The Effects of Climate Change
Huertas said it is common knowledge that the frequency of epidemics, such as those caused by dengue, can increase with climate change.
She said the mosquito changes its behavior with high temperatures, and has a shorter life cycle, in which it can go from egg to adult mosquito in a shorter period, so it has a greater reproduction capacity.
“This isn’t going to be a once-and-done thing. We know that in the immediate and long-term future we must learn how to control the mosquito,” she pointed out.
Meanwhile, Paz Bailey said Puerto Rico has the ideal environment for Aedes aegypti, due to the climate, rain, and heat.
“It’s a paradise island, but it’s also a paradise for mosquitoes. There is a fairly robust population of Aedes aegypti in Puerto Rico,” said the CDC official. “Aedes aegypti is an imported species. It didn’t exist here originally, but it has been established for many years,” she said.
She even mentioned that the increase in temperatures due to climate change has contributed to Aedes aegypti populations growing and expanding into areas where the mosquito was not previously present.

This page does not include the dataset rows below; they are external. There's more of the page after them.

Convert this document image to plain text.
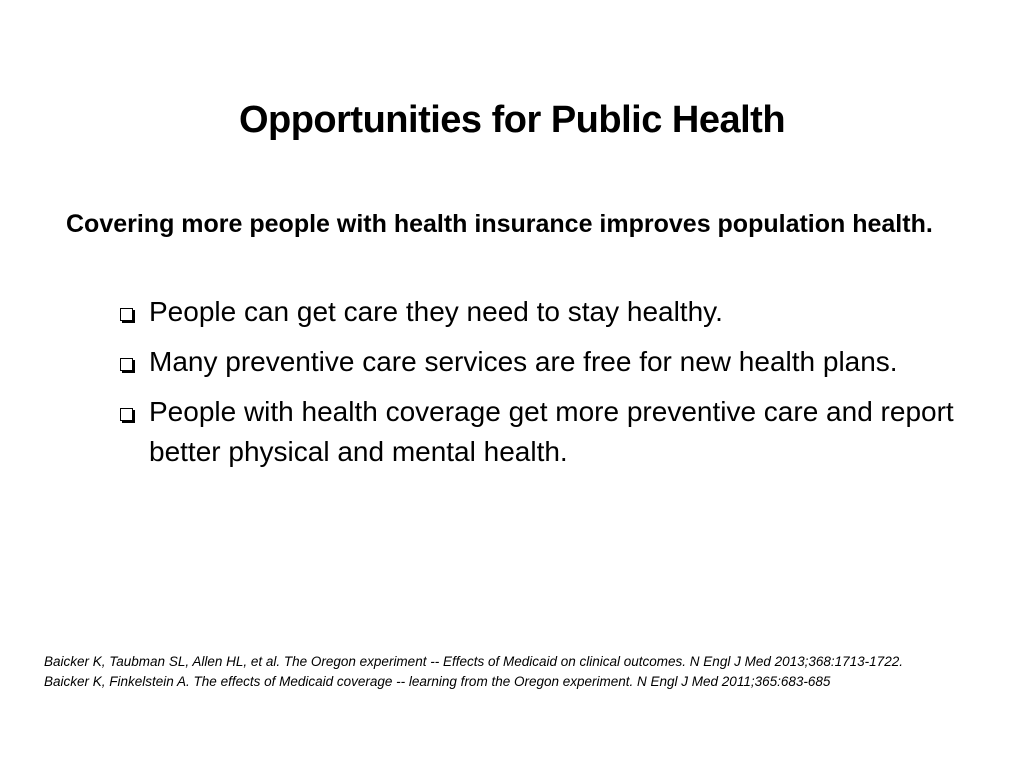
Opportunities for Public Health
Covering more people with health insurance improves population health.
People can get care they need to stay healthy.
Many preventive care services are free for new health plans.
People with health coverage get more preventive care and report better physical and mental health.
Baicker K, Taubman SL, Allen HL, et al. The Oregon experiment -- Effects of Medicaid on clinical outcomes. N Engl J Med 2013;368:1713-1722.   Baicker K, Finkelstein A. The effects of Medicaid coverage -- learning from the Oregon experiment. N Engl J Med 2011;365:683-685
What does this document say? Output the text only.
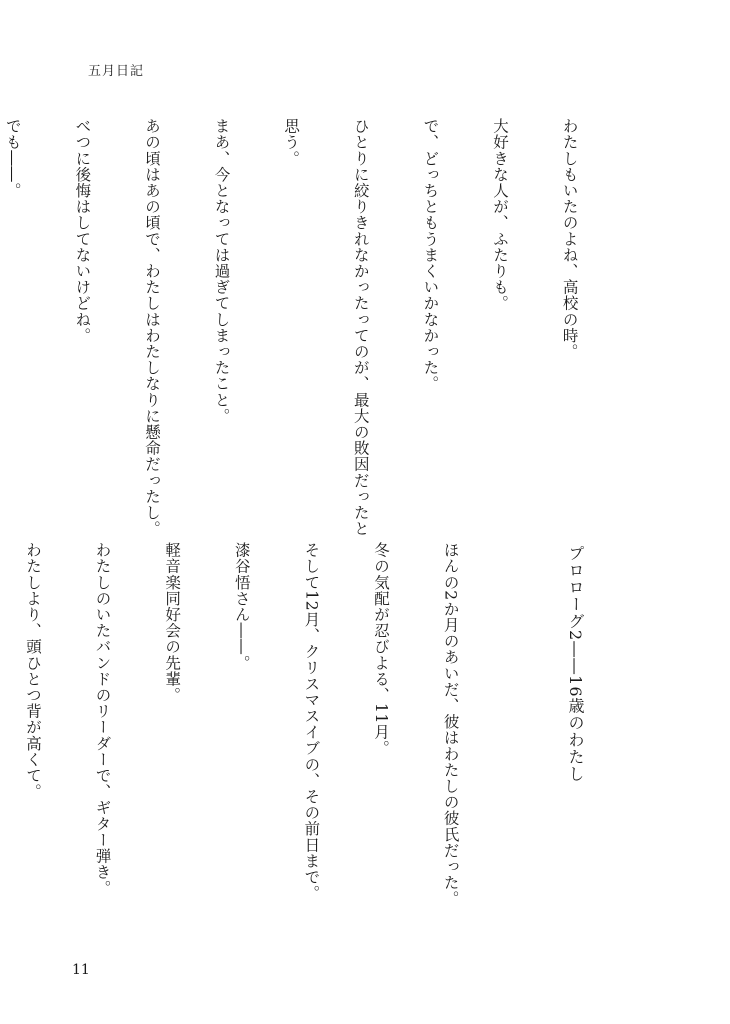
五月日記

わたしもいたのよね、高校の時。

大好きな人が、ふたりも。

で、どっちともうまくいかなかった。

ひとりに絞りきれなかったってのが、最大の敗因だったと

思う。

まあ、今となっては過ぎてしまったこと。

あの頃はあの頃で、わたしはわたしなりに懸命だったし。

べつに後悔はしてないけどね。

でも――。

プロローグ2――16歳のわたし

ほんの2か月のあいだ、彼はわたしの彼氏だった。

冬の気配が忍びよる、11月。

そして12月、クリスマスイブの、その前日まで。

漆谷悟さん――。

軽音楽同好会の先輩。

わたしのいたバンドのリーダーで、ギター弾き。

わたしより、頭ひとつ背が高くて。

11
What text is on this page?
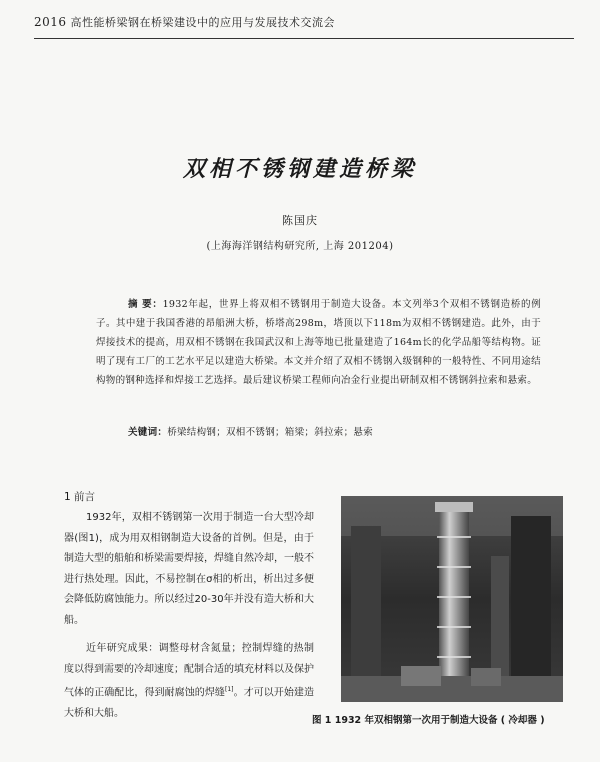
2016 高性能桥梁钢在桥梁建设中的应用与发展技术交流会
双相不锈钢建造桥梁
陈国庆
(上海海洋钢结构研究所, 上海 201204)
摘 要：1932年起，世界上将双相不锈钢用于制造大设备。本文列举3个双相不锈钢造桥的例子。其中建于我国香港的昂船洲大桥，桥塔高298m，塔顶以下118m为双相不锈钢建造。此外，由于焊接技术的提高，用双相不锈钢在我国武汉和上海等地已批量建造了164m长的化学品船等结构物。证明了现有工厂的工艺水平足以建造大桥梁。本文并介绍了双相不锈钢入级钢种的一般特性、不同用途结构物的钢种选择和焊接工艺选择。最后建议桥梁工程师向冶金行业提出研制双相不锈钢斜拉索和悬索。
关键词：桥梁结构钢；双相不锈钢；箱梁；斜拉索；悬索
1 前言

1932年，双相不锈钢第一次用于制造一台大型冷却器(图1)，成为用双相钢制造大设备的首例。但是，由于制造大型的船舶和桥梁需要焊接，焊缝自然冷却，一般不进行热处理。因此，不易控制在σ相的析出，析出过多便会降低防腐蚀能力。所以经过20-30年并没有造大桥和大船。

近年研究成果：调整母材含氮量；控制焊缝的热制度以得到需要的冷却速度；配制合适的填充材料以及保护气体的正确配比，得到耐腐蚀的焊缝[1]。才可以开始建造大桥和大船。

图 1 1932 年双相钢第一次用于制造大设备 ( 冷却器 )
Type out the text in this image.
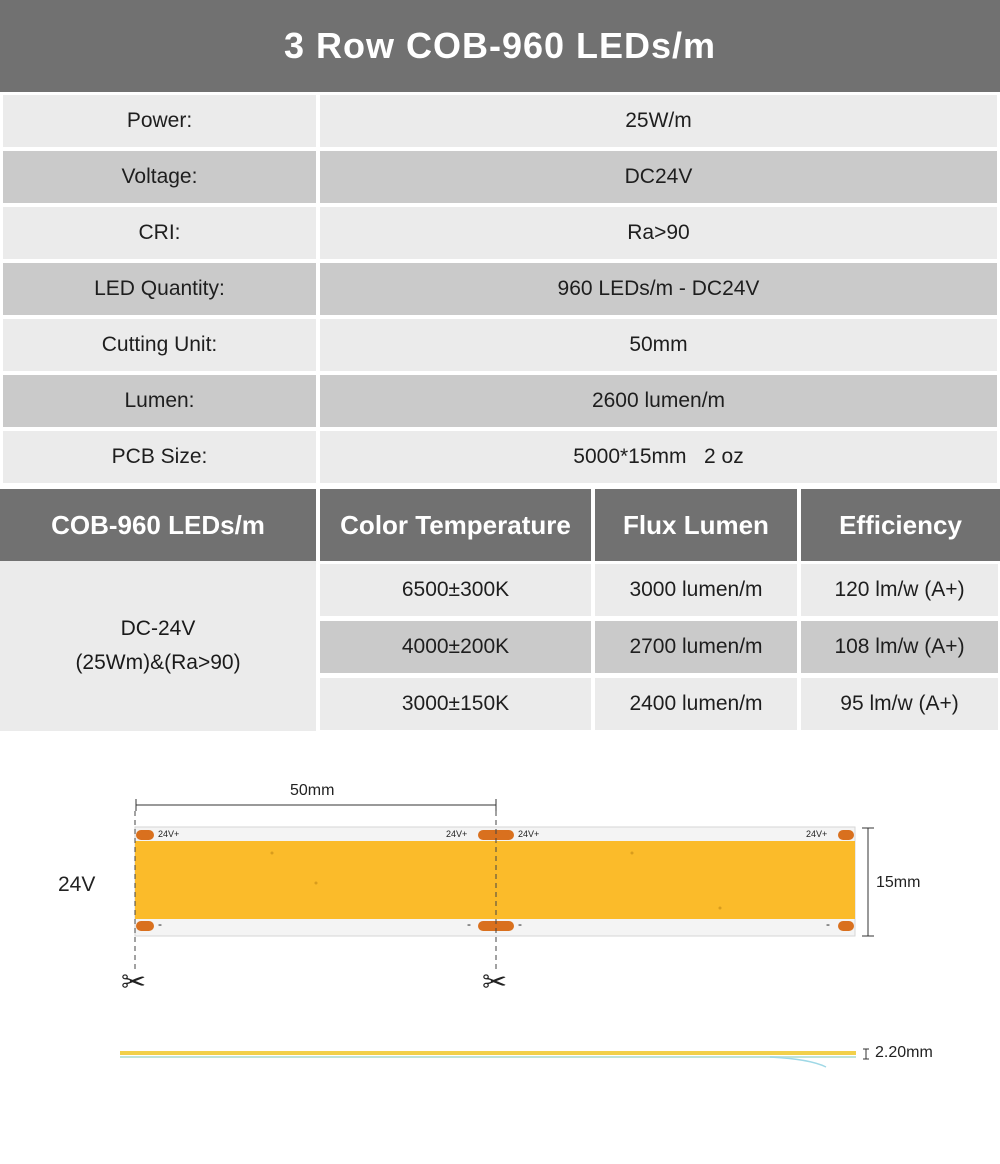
3 Row COB-960 LEDs/m
Power:	25W/m
Voltage:	DC24V
CRI:	Ra>90
LED Quantity:	960 LEDs/m - DC24V
Cutting Unit:	50mm
Lumen:	2600 lumen/m
PCB Size:	5000*15mm   2 oz
COB-960 LEDs/m	Color Temperature	Flux Lumen	Efficiency
DC-24V
(25Wm)&(Ra>90)
6500±300K	3000 lumen/m	120 lm/w (A+)
4000±200K	2700 lumen/m	108 lm/w (A+)
3000±150K	2400 lumen/m	95 lm/w (A+)
50mm
24V	15mm
2.20mm
24V+	24V+	24V+	24V+
-	-	-	-
✂	✂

“In the case of the United States, Arizona reported two locally acquired cases in 2022 and California two cases in 2023. Previously [these states] had only had cases associated with travel, now they have had locally acquired cases,” Paz Bailey warned.
The head of the CDC’s Dengue Division said that in Europe, cases of the viral infection have also been reported for the first time in Italy, France, and Spain.
Paz Bailey said it’s difficult to predict the incidence of dengue in the future because it depends on a combination of climate and immunity in the population.
“At a global level, it’s expected that dengue will be more common, that it will be reported in areas where it had not been reported before, and that areas that are endemic for dengue [such as Puerto Rico], which have had dengue historically, will have more frequent outbreaks,” said the specialist on the matter.